Now, seven months later, America is ready to welcome summer through the traditional opening of the beaches on Memorial Day weekend. But the ceremonial event has assumed a new meaning entirely. The newly reconstructed beaches represent the courage to rebuild lives after a tragedy. They represent a unity of purpose, a people brought together by pain and hope. They represent the meaning of community, the strength of determination.
With cloudy skies and a brisk, cold rain, the celebratory weekend began. On the Jersey Shore, business owners exerted a final effort to complete paint jobs and touch up appearances in order to open their shops. The survival of these businesses is dependent on the success of sales between Memorial Day and Labor Day. The clock has now started. And with some roads still closed, some amusement park rides destroyed, and many summer accommodations swept away by the waves, it will not be easy to bounce back into summer this year. Setting the ambiance for the weekend, and for the coming summer, New Jersey Governor Chris Christie addressed the people. "I want New Jersey, and the region, and the country to know that New Jersey has come back, that the summer will happen here in New Jersey," he said. "And you need to bring your families here to enjoy and create new memories this summer, the summer of 2013 in New Jersey," he added. Those memories, those picnics on the beaches of Jersey Shore, will infuse the weekend with new meaning.
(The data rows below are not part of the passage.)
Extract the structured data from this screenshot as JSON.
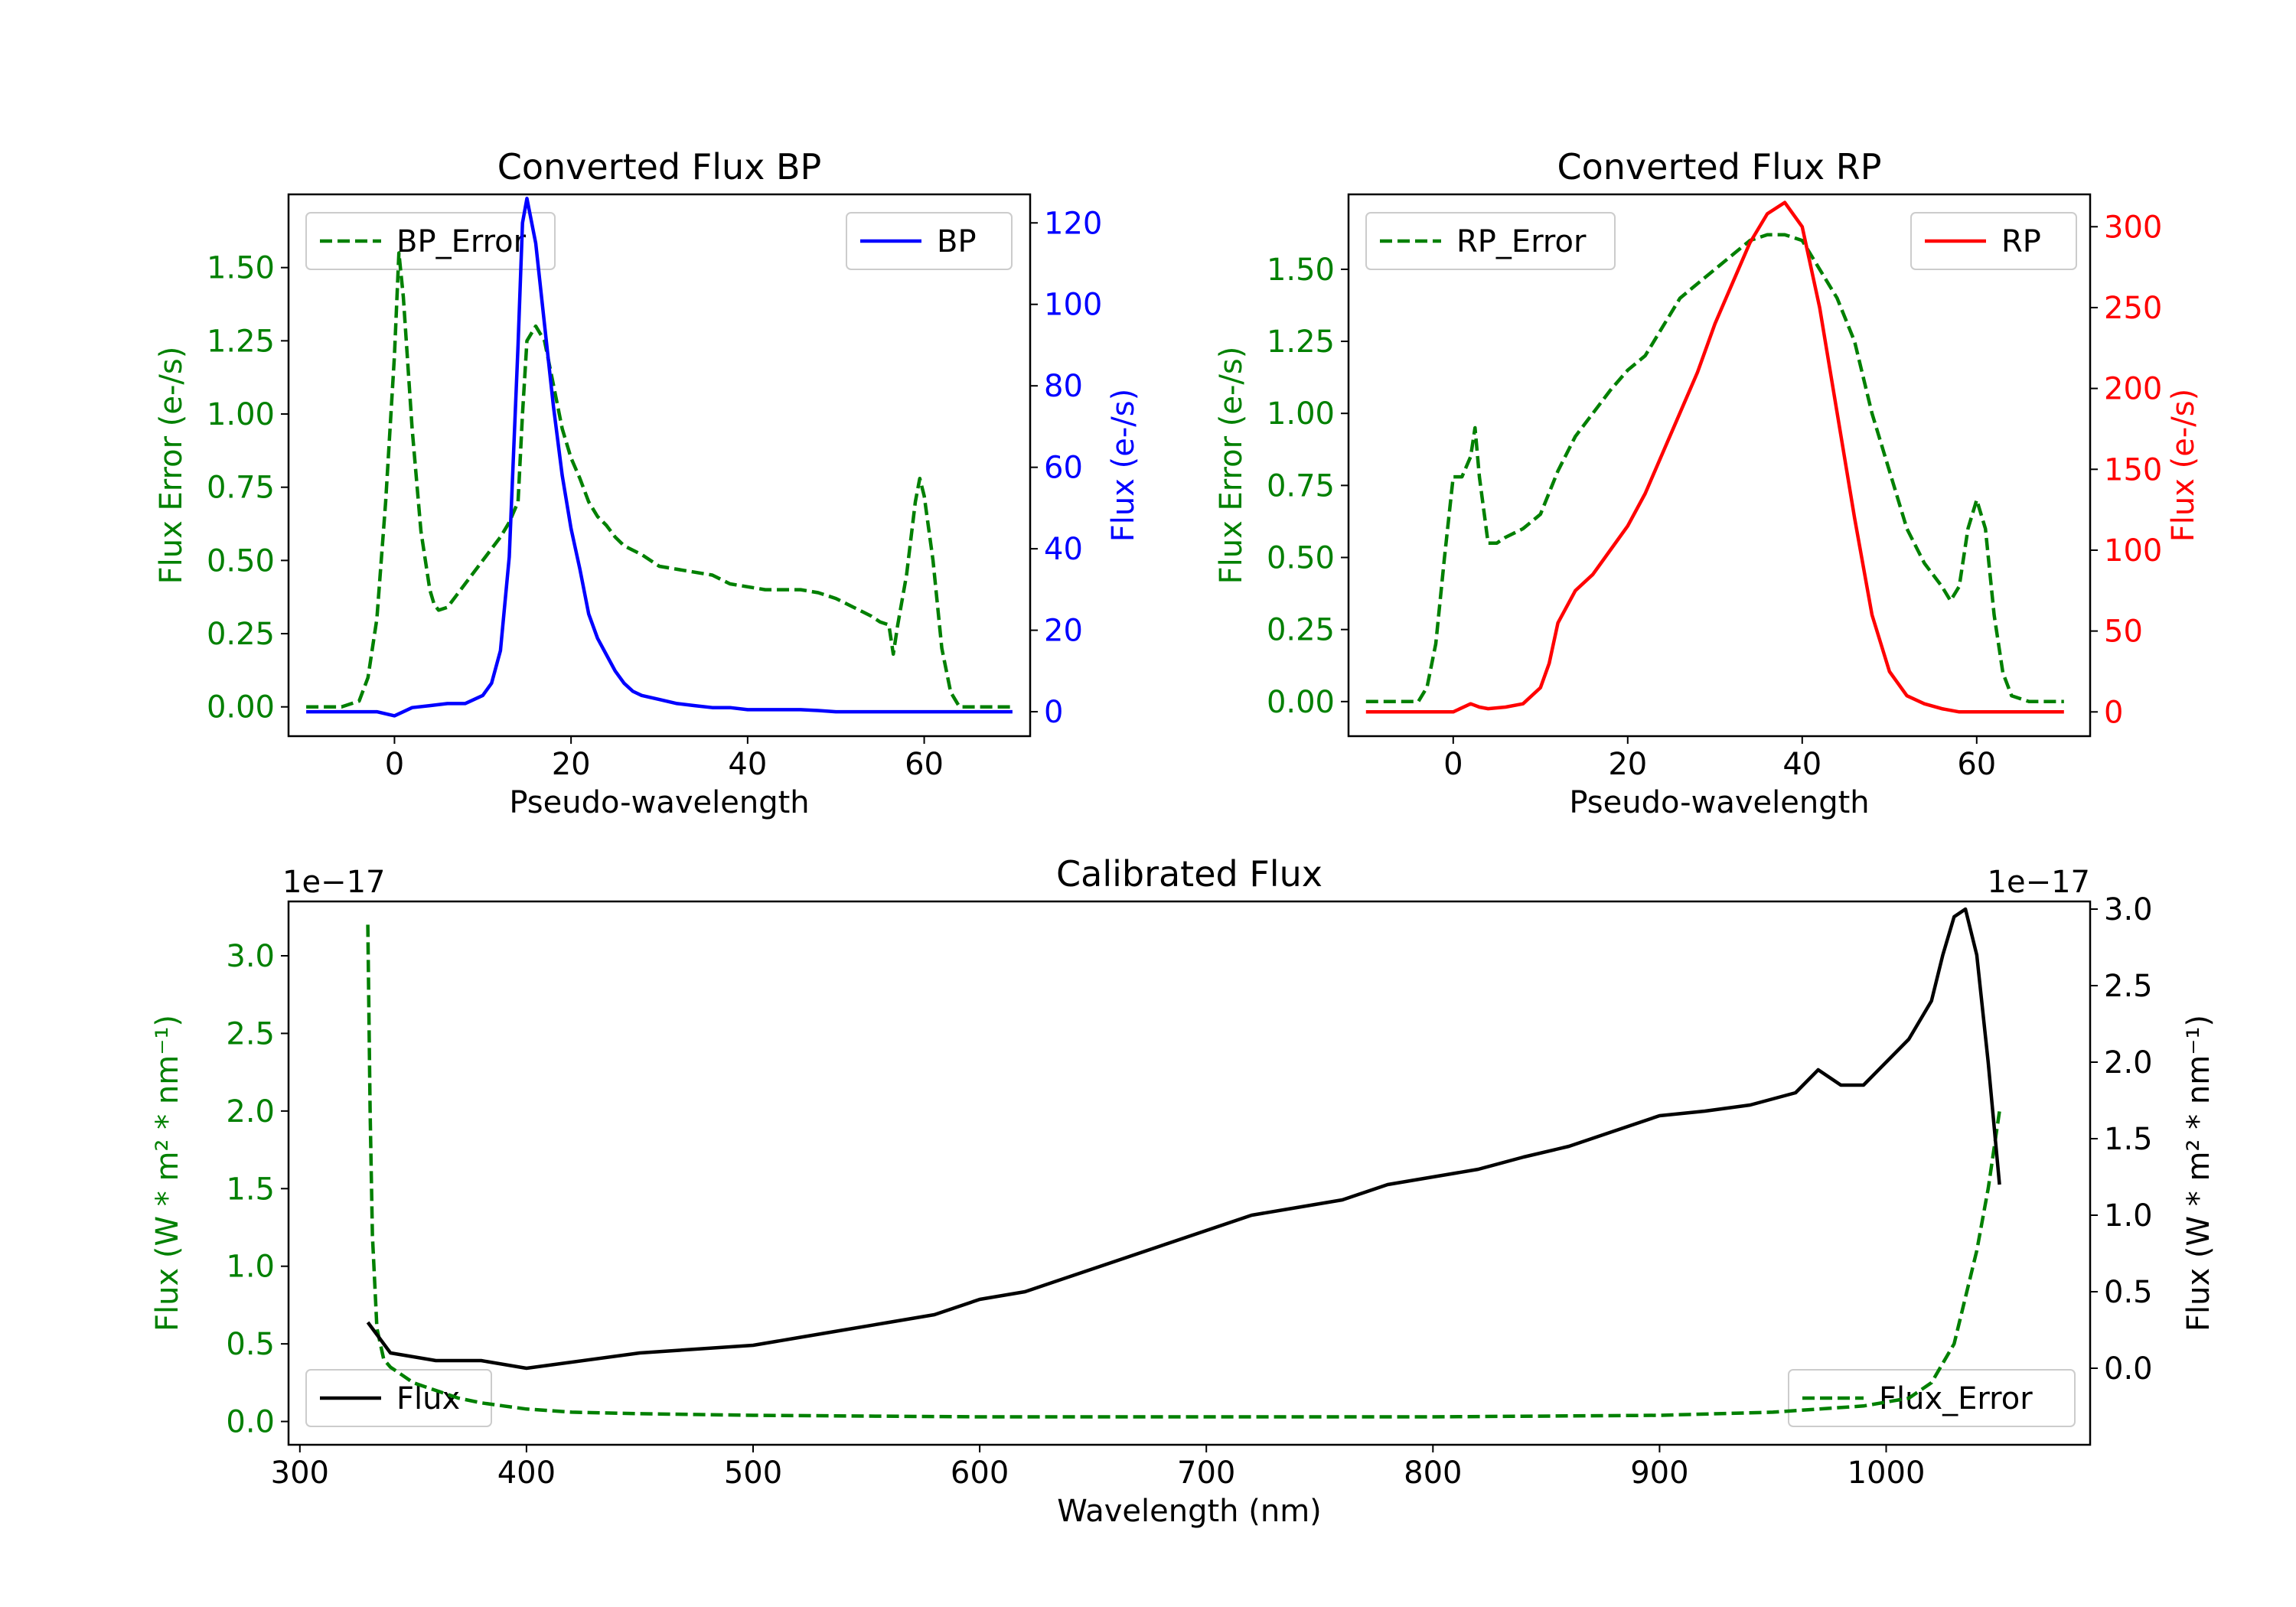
{
  "colors": {
    "error": "#008000",
    "bp": "#0000ff",
    "rp": "#ff0000",
    "flux": "#000000",
    "axis": "#000000"
  },
  "chart_data": [
    {
      "type": "line",
      "title": "Converted Flux BP",
      "xlabel": "Pseudo-wavelength",
      "ylabel": "Flux Error (e-/s)",
      "y2label": "Flux (e-/s)",
      "xlim": [
        -12,
        72
      ],
      "ylim": [
        -0.1,
        1.75
      ],
      "y2lim": [
        -6,
        127
      ],
      "xticks": [
        0,
        20,
        40,
        60
      ],
      "yticks": [
        0.0,
        0.25,
        0.5,
        0.75,
        1.0,
        1.25,
        1.5
      ],
      "ytick_labels": [
        "0.00",
        "0.25",
        "0.50",
        "0.75",
        "1.00",
        "1.25",
        "1.50"
      ],
      "y2ticks": [
        0,
        20,
        40,
        60,
        80,
        100,
        120
      ],
      "legend_left": "top-left",
      "legend_right": "top-right",
      "series": [
        {
          "name": "BP_Error",
          "axis": "left",
          "style": "dashed",
          "color_key": "error",
          "x": [
            -10,
            -6,
            -4,
            -3,
            -2,
            -1,
            0,
            0.5,
            1,
            2,
            3,
            4,
            4.5,
            5,
            6,
            7,
            8,
            10,
            12,
            13,
            14,
            14.5,
            15,
            16,
            17,
            18,
            19,
            20,
            21,
            22,
            23,
            24,
            25,
            26,
            28,
            30,
            32,
            34,
            36,
            38,
            40,
            42,
            44,
            46,
            48,
            50,
            52,
            54,
            55,
            56,
            56.5,
            57,
            58,
            59,
            59.5,
            60,
            61,
            62,
            63,
            64,
            66,
            68,
            70
          ],
          "values": [
            0,
            0,
            0.02,
            0.1,
            0.3,
            0.7,
            1.2,
            1.55,
            1.4,
            0.95,
            0.6,
            0.4,
            0.35,
            0.33,
            0.34,
            0.38,
            0.42,
            0.5,
            0.58,
            0.63,
            0.7,
            1.0,
            1.25,
            1.3,
            1.25,
            1.1,
            0.95,
            0.85,
            0.78,
            0.7,
            0.65,
            0.62,
            0.58,
            0.55,
            0.52,
            0.48,
            0.47,
            0.46,
            0.45,
            0.42,
            0.41,
            0.4,
            0.4,
            0.4,
            0.39,
            0.37,
            0.34,
            0.31,
            0.29,
            0.28,
            0.18,
            0.28,
            0.45,
            0.7,
            0.78,
            0.72,
            0.5,
            0.2,
            0.05,
            0,
            0,
            0,
            0
          ]
        },
        {
          "name": "BP",
          "axis": "right",
          "style": "solid",
          "color_key": "bp",
          "x": [
            -10,
            -4,
            -2,
            0,
            1,
            2,
            4,
            6,
            8,
            10,
            11,
            12,
            13,
            14,
            14.5,
            15,
            16,
            17,
            18,
            19,
            20,
            21,
            22,
            23,
            24,
            25,
            26,
            27,
            28,
            30,
            32,
            34,
            36,
            38,
            40,
            42,
            44,
            46,
            48,
            50,
            52,
            54,
            56,
            58,
            60,
            62,
            64,
            66,
            68,
            70
          ],
          "values": [
            0,
            0,
            0,
            -1,
            0,
            1,
            1.5,
            2,
            2,
            4,
            7,
            15,
            38,
            90,
            120,
            126,
            115,
            95,
            75,
            58,
            45,
            35,
            24,
            18,
            14,
            10,
            7,
            5,
            4,
            3,
            2,
            1.5,
            1,
            1,
            0.5,
            0.5,
            0.5,
            0.5,
            0.3,
            0,
            0,
            0,
            0,
            0,
            0,
            0,
            0,
            0,
            0,
            0
          ]
        }
      ]
    },
    {
      "type": "line",
      "title": "Converted Flux RP",
      "xlabel": "Pseudo-wavelength",
      "ylabel": "Flux Error (e-/s)",
      "y2label": "Flux (e-/s)",
      "xlim": [
        -12,
        73
      ],
      "ylim": [
        -0.12,
        1.76
      ],
      "y2lim": [
        -15,
        320
      ],
      "xticks": [
        0,
        20,
        40,
        60
      ],
      "yticks": [
        0.0,
        0.25,
        0.5,
        0.75,
        1.0,
        1.25,
        1.5
      ],
      "ytick_labels": [
        "0.00",
        "0.25",
        "0.50",
        "0.75",
        "1.00",
        "1.25",
        "1.50"
      ],
      "y2ticks": [
        0,
        50,
        100,
        150,
        200,
        250,
        300
      ],
      "legend_left": "top-left",
      "legend_right": "top-right",
      "series": [
        {
          "name": "RP_Error",
          "axis": "left",
          "style": "dashed",
          "color_key": "error",
          "x": [
            -10,
            -4,
            -3,
            -2,
            -1,
            0,
            1,
            2,
            2.5,
            3,
            4,
            5,
            6,
            8,
            10,
            12,
            14,
            16,
            18,
            20,
            22,
            24,
            26,
            28,
            30,
            32,
            34,
            36,
            38,
            40,
            42,
            44,
            46,
            48,
            50,
            52,
            54,
            56,
            57,
            58,
            59,
            60,
            61,
            62,
            63,
            64,
            66,
            70
          ],
          "values": [
            0,
            0,
            0.05,
            0.2,
            0.5,
            0.78,
            0.78,
            0.85,
            0.95,
            0.78,
            0.55,
            0.55,
            0.57,
            0.6,
            0.65,
            0.8,
            0.92,
            1.0,
            1.08,
            1.15,
            1.2,
            1.3,
            1.4,
            1.45,
            1.5,
            1.55,
            1.6,
            1.62,
            1.62,
            1.6,
            1.5,
            1.4,
            1.25,
            1.0,
            0.8,
            0.6,
            0.48,
            0.4,
            0.35,
            0.4,
            0.6,
            0.7,
            0.6,
            0.3,
            0.1,
            0.02,
            0,
            0
          ]
        },
        {
          "name": "RP",
          "axis": "right",
          "style": "solid",
          "color_key": "rp",
          "x": [
            -10,
            -2,
            0,
            2,
            3,
            4,
            6,
            8,
            10,
            11,
            12,
            13,
            14,
            16,
            18,
            20,
            22,
            24,
            26,
            28,
            30,
            32,
            34,
            36,
            38,
            40,
            42,
            44,
            46,
            48,
            50,
            52,
            54,
            56,
            58,
            60,
            62,
            64,
            66,
            70
          ],
          "values": [
            0,
            0,
            0,
            5,
            3,
            2,
            3,
            5,
            15,
            30,
            55,
            65,
            75,
            85,
            100,
            115,
            135,
            160,
            185,
            210,
            240,
            265,
            290,
            308,
            315,
            300,
            250,
            185,
            120,
            60,
            25,
            10,
            5,
            2,
            0,
            0,
            0,
            0,
            0,
            0
          ]
        }
      ]
    },
    {
      "type": "line",
      "title": "Calibrated Flux",
      "xlabel": "Wavelength (nm)",
      "ylabel": "Flux (W * m² * nm⁻¹)",
      "y2label": "Flux (W * m² * nm⁻¹)",
      "left_offset_text": "1e−17",
      "right_offset_text": "1e−17",
      "xlim": [
        295,
        1090
      ],
      "ylim": [
        -0.15,
        3.35
      ],
      "y2lim": [
        -0.5,
        3.05
      ],
      "xticks": [
        300,
        400,
        500,
        600,
        700,
        800,
        900,
        1000
      ],
      "yticks": [
        0.0,
        0.5,
        1.0,
        1.5,
        2.0,
        2.5,
        3.0
      ],
      "ytick_labels": [
        "0.0",
        "0.5",
        "1.0",
        "1.5",
        "2.0",
        "2.5",
        "3.0"
      ],
      "y2ticks": [
        0.0,
        0.5,
        1.0,
        1.5,
        2.0,
        2.5,
        3.0
      ],
      "y2tick_labels": [
        "0.0",
        "0.5",
        "1.0",
        "1.5",
        "2.0",
        "2.5",
        "3.0"
      ],
      "legend_left": "lower-left",
      "legend_right": "lower-right",
      "series": [
        {
          "name": "Flux_Error",
          "axis": "left",
          "style": "dashed",
          "color_key": "error",
          "x": [
            330,
            331,
            332,
            334,
            337,
            340,
            345,
            350,
            360,
            370,
            380,
            390,
            400,
            420,
            450,
            500,
            550,
            600,
            650,
            700,
            800,
            900,
            950,
            990,
            1010,
            1020,
            1030,
            1035,
            1040,
            1045,
            1050
          ],
          "values": [
            3.2,
            2.0,
            1.2,
            0.6,
            0.4,
            0.35,
            0.3,
            0.25,
            0.2,
            0.15,
            0.12,
            0.1,
            0.08,
            0.06,
            0.05,
            0.04,
            0.035,
            0.03,
            0.03,
            0.03,
            0.03,
            0.04,
            0.06,
            0.1,
            0.15,
            0.25,
            0.5,
            0.8,
            1.1,
            1.5,
            2.0
          ]
        },
        {
          "name": "Flux",
          "axis": "right",
          "style": "solid",
          "color_key": "flux",
          "x": [
            330,
            340,
            360,
            380,
            400,
            450,
            500,
            520,
            540,
            560,
            580,
            600,
            620,
            640,
            660,
            680,
            700,
            720,
            740,
            760,
            780,
            800,
            820,
            840,
            860,
            880,
            900,
            920,
            940,
            960,
            970,
            980,
            990,
            1000,
            1010,
            1020,
            1025,
            1030,
            1035,
            1040,
            1045,
            1050
          ],
          "values": [
            0.3,
            0.1,
            0.05,
            0.05,
            0.0,
            0.1,
            0.15,
            0.2,
            0.25,
            0.3,
            0.35,
            0.45,
            0.5,
            0.6,
            0.7,
            0.8,
            0.9,
            1.0,
            1.05,
            1.1,
            1.2,
            1.25,
            1.3,
            1.38,
            1.45,
            1.55,
            1.65,
            1.68,
            1.72,
            1.8,
            1.95,
            1.85,
            1.85,
            2.0,
            2.15,
            2.4,
            2.7,
            2.95,
            3.0,
            2.7,
            2.0,
            1.2
          ]
        }
      ]
    }
  ]
}
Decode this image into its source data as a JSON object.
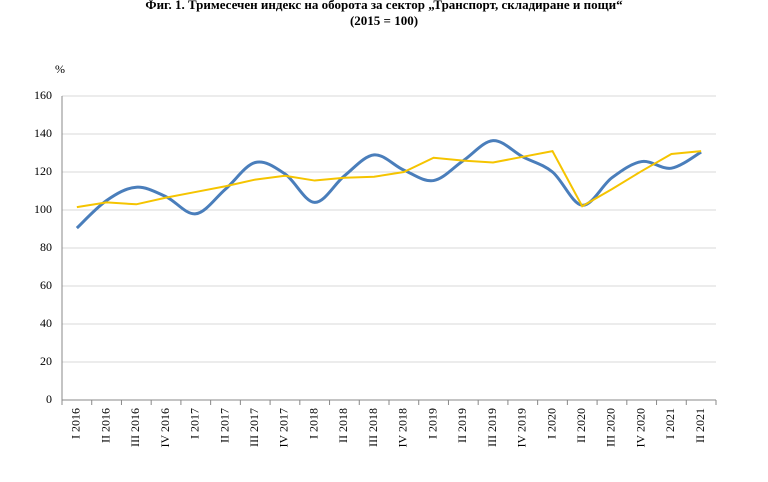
{
  "chart_data": {
    "type": "line",
    "title": "Фиг. 1. Тримесечен индекс на оборота за сектор „Транспорт, складиране и пощи“",
    "subtitle": "(2015 = 100)",
    "y_label": "%",
    "categories": [
      "I 2016",
      "II 2016",
      "III 2016",
      "IV 2016",
      "I 2017",
      "II 2017",
      "III 2017",
      "IV 2017",
      "I 2018",
      "II 2018",
      "III 2018",
      "IV 2018",
      "I 2019",
      "II 2019",
      "III 2019",
      "IV 2019",
      "I 2020",
      "II 2020",
      "III 2020",
      "IV 2020",
      "I 2021",
      "II 2021"
    ],
    "series": [
      {
        "color": "#4a7ebb",
        "smooth": true,
        "values": [
          90.5,
          105,
          112,
          107,
          98,
          111,
          125,
          119,
          104,
          118,
          129,
          121,
          115.5,
          126,
          136.5,
          128,
          120,
          102.5,
          117,
          125.5,
          122,
          130.5
        ]
      },
      {
        "color": "#f5c400",
        "smooth": false,
        "values": [
          101.5,
          104,
          103,
          106.5,
          109.5,
          112.5,
          116,
          118,
          115.5,
          117,
          117.5,
          120,
          127.5,
          126,
          125,
          128,
          131,
          102,
          111,
          120.5,
          129.5,
          131
        ]
      }
    ],
    "ylim": [
      0,
      160
    ],
    "yticks": [
      0,
      20,
      40,
      60,
      80,
      100,
      120,
      140,
      160
    ],
    "grid": true
  }
}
So as we approach Memorial Day this year, we have new soldiers to remember. These are not soldiers who wear a uniform or train to carry a gun. These are fighters that emerge from a person's willpower, who survive on fearlessness and kindness. We remember the fallen fighters who struggled against all odds to save lives. And we recognize with infinite appreciation those who survived the battle and showed the world that a hero is born in the heart.